Kalbin yapısında yer alır. Silindirik hücreleri dallanma gösterir. Kalp kası hücreleri genellikle tek çekirdeklidir ve çok miktarda mitokondri içerir.

Miyozin ve aktin filamentlerin düzenli diziliminden dolayı kalp kası hücreleri mikroskop altında çizgili görünür. Bu hücreler, çizgili olmaları nedeniyle iskelet kası hücrelerine benzer, hızlı kasılır.

İstemsiz çalışmaları nedeniyle düz kas hücrelerine benzerlik gösterir.

Çalışmaları otonom sinir sistemi tarafından düzenlenir şekilde tasarlanmıştır.

Kalp kası hücreleri otonom sinir sistemi tarafından impuls almadan da kasılıp gevşeyebilir.

3. İskelet kası

Vücutta en çok bulunan kas çeşididir. Bu kaslar, iskelete tutunur. İskelet kaslarının işlevleri, beyin kontrolünde gerçekleşir şekilde tasarlandığı için istemli olarak çalışır.

İskelet kasları, kas boyunca uzanan kas liflerinden oluşturulmuştur. Mikroskop altında çizgili görünür. İskelet kasına çizgili kas da denir. Her bir lif, uzun silindir şeklinde tek bir hücredir.
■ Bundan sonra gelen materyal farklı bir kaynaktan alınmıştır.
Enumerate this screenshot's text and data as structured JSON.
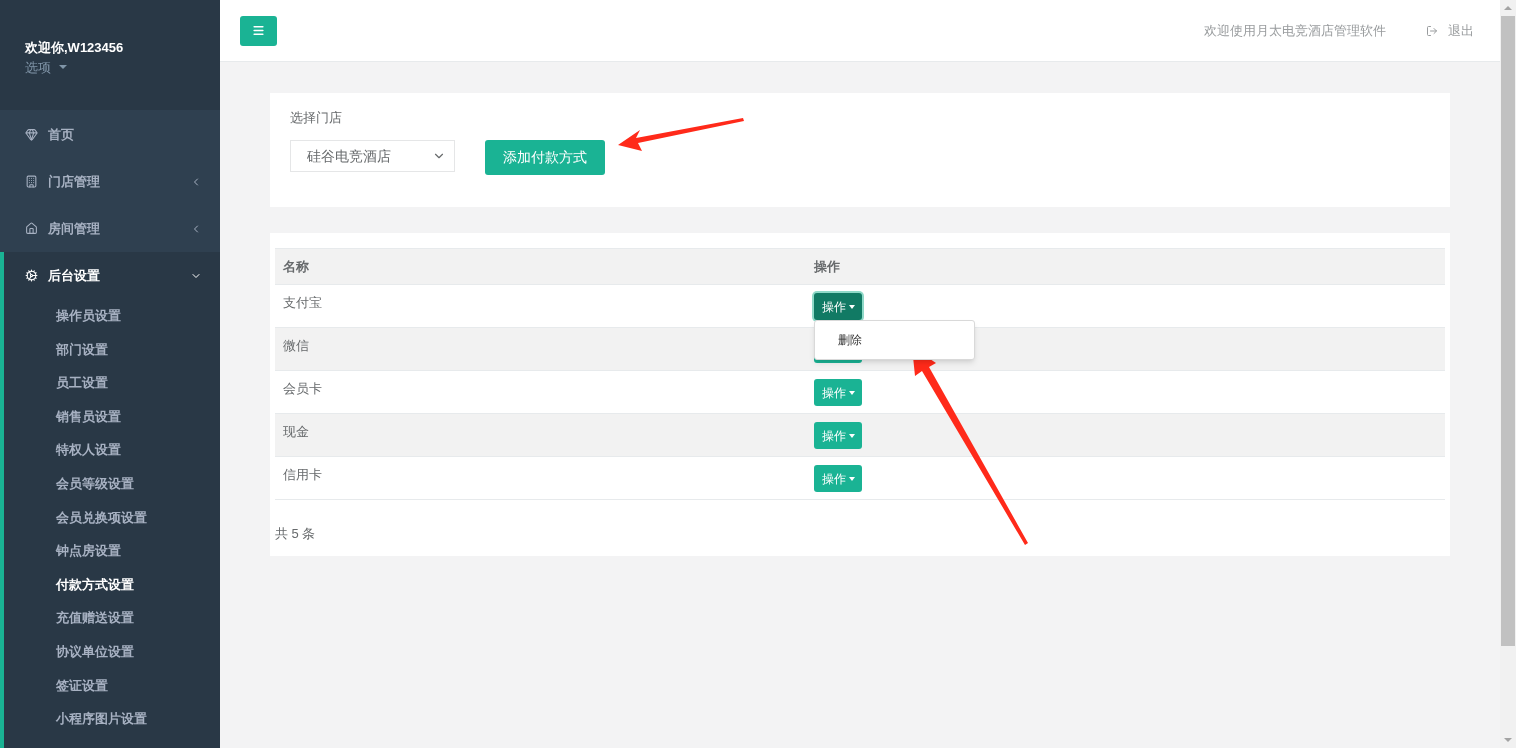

İskelet kası hücreleri, çok sayıda çekirdek içerir. Çünkü bu hücrelerin her biri embriyonik dönemde çok sayıda hücrenin kaynaşmasıyla oluşturulmuştur.

Bu hücreler, oksijen depolayabilen ve demir içeren miyoglobin pigmenti içerdiğinden kırmızı renkte görünür. İskelet kasları hızlı kasılır ve çabuk yorulur.

Kas Kasılması

Kas lifi çok sayıda miyofibril içerir. Miyofibriller, aktin ve miyozin filamentlerinden oluşturulmuştur. Bu filamentlerin düzenli dizilişlerinden dolayı mikroskopta bakıldığında iskelet kası hücrelerinde art arda tekrarlanan açık ve koyu bantlar görülür.

Tekrarlanan bu bantlarda aktin ve miyozin filamentler, belirli bir düzen içinde konumlandırılarak kasın sarkomer adı verilen kasılma birimlerini oluşturur.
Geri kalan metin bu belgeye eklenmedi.